El departamento de Maldonado era bastante común, pero era sabido en la agencia que un policía no necesitaba de demasiados lujos. Se suponía que hubo un comandante en los ochenta que era reacio a vivir sin la comodidad de tantos placeres, de modo que se llenó de ellos. Dos casas, varios autos, varios baños... hasta se daba el lujo de comprar cuadros de pintores italianos y gringos. El más famoso, y lo que daba un poco de credibilidad a la historia, era uno de Frank Frazzeta, pues ¿quién inventaría algo tan rebuscado? Lo cierto es que el comandante este fue el primero con tal cargo en acabar tiroteado en su propia oficina. De ahí en más, los agentes se han mantenido en las sombras de la comodidad de lo de vivir cómodo y nada más, por miedo a una suerte de mal augurio que, por alguna razón, todos creían. Apenas en la entrada del departamento, se ubicaba el living comedor de Nelson y a la izquierda una pequeña cocina americana pintada con color chocolate. Arriba de esta, había instalado una rejilla metálica desde donde colgaba sus copas. El living estaba decorado con plantas plásticas que hacían juego con la mesa de centro de vidrio que había en medio de los sillones oscuros. En el fondo, estaba su habitación.
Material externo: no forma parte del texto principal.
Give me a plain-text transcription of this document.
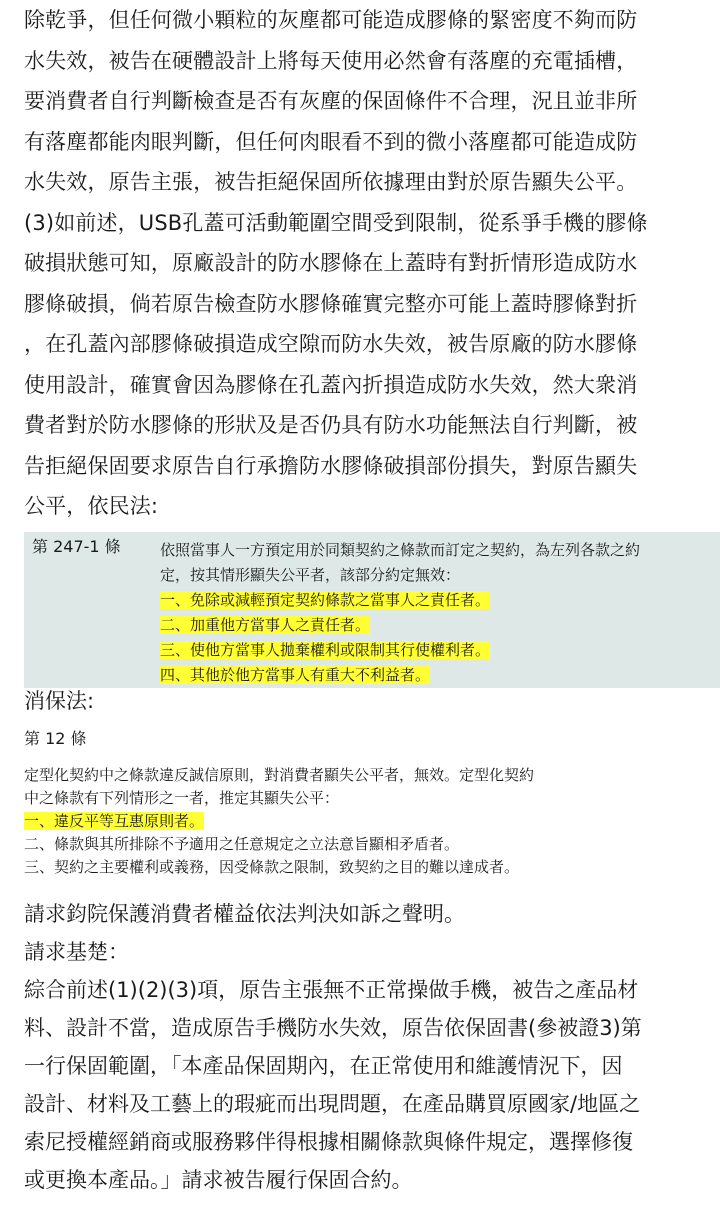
除乾爭，但任何微小顆粒的灰塵都可能造成膠條的緊密度不夠而防
水失效，被告在硬體設計上將每天使用必然會有落塵的充電插槽，
要消費者自行判斷檢查是否有灰塵的保固條件不合理，況且並非所
有落塵都能肉眼判斷，但任何肉眼看不到的微小落塵都可能造成防
水失效，原告主張，被告拒絕保固所依據理由對於原告顯失公平。
(3)如前述，USB孔蓋可活動範圍空間受到限制，從系爭手機的膠條
破損狀態可知，原廠設計的防水膠條在上蓋時有對折情形造成防水
膠條破損，倘若原告檢查防水膠條確實完整亦可能上蓋時膠條對折
，在孔蓋內部膠條破損造成空隙而防水失效，被告原廠的防水膠條
使用設計，確實會因為膠條在孔蓋內折損造成防水失效，然大衆消
費者對於防水膠條的形狀及是否仍具有防水功能無法自行判斷，被
告拒絕保固要求原告自行承擔防水膠條破損部份損失，對原告顯失
公平，依民法:
第 247-1 條	依照當事人一方預定用於同類契約之條款而訂定之契約，為左列各款之約
定，按其情形顯失公平者，該部分約定無效：
一、免除或減輕預定契約條款之當事人之責任者。
二、加重他方當事人之責任者。
三、使他方當事人拋棄權利或限制其行使權利者。
四、其他於他方當事人有重大不利益者。
消保法:
第 12 條
定型化契約中之條款違反誠信原則，對消費者顯失公平者，無效。定型化契約
中之條款有下列情形之一者，推定其顯失公平：
一、違反平等互惠原則者。
二、條款與其所排除不予適用之任意規定之立法意旨顯相矛盾者。
三、契約之主要權利或義務，因受條款之限制，致契約之目的難以達成者。
請求鈞院保護消費者權益依法判決如訴之聲明。
請求基楚：
綜合前述(1)(2)(3)項，原告主張無不正常操做手機，被告之產品材
料、設計不當，造成原告手機防水失效，原告依保固書(參被證3)第
一行保固範圍，「本產品保固期內，在正常使用和維護情況下，因
設計、材料及工藝上的瑕疵而出現問題，在產品購買原國家/地區之
索尼授權經銷商或服務夥伴得根據相關條款與條件規定，選擇修復
或更換本產品。」請求被告履行保固合約。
El baño era la línea del Ecuador entre el living y la habitación. Fue al baño donde se dirigió una vez que entró.
Estaba helado allí dentro, pero debía mirarse. Sentía la necesidad de hacerlo. Al menos un poco antes de que llegara su amiga. Se quitó el chaquetón empapado y lo colgó. La chaleca y la camisa las dejó encima del váter y los pantalones también. Entonces, desnudo como estaba, se miró al pequeño espejo, espejo que sólo reflejaba la mitad de su cuerpo. Con eso bastaba. Con eso bastaba desde ya hacía años. Tomó una toalla y se la pasó suave por la espalda. Un dolor lo consumió, pero siguió secándose la sangre. Hizo lo mismo para su entrepierna. Justo bajo sus testículos, había ahora un ardor que daba lugar para un pequeño hilillo de sangre. Se metió a la ducha y el agua caliente lo limpió. Usaba siempre una toalla para verificar si sangraba y, si era así, siempre el vapor y el agua caliente de su ducha se encargaban de limpiar su cuerpo. Dolía mucho, más ahora, pero no podía dejar mayores rastros.
Salió de la ducha y se colgó una toalla limpia y seca a la altura de la cintura. Volvió a mirarse al espejo y esta vez se volteó un poco, sólo quería asegurarse. Las heridas de Silvia estaban en su espalda, como una herida pasada, pero herida que él era capaz de sentir como si fuera propia. Sí, pensó, si es mía. Yo la he adoptado.
Esa noche durmió con Jenny y se acomodó en sus senos. Se sentían como almohadas de porcelana, tal como pasaba cuando los dolores ajenos lo invadían. Y el vaivén de su respiración, más el lejano latido de su corazón, lo ayudaron a encontrar paz.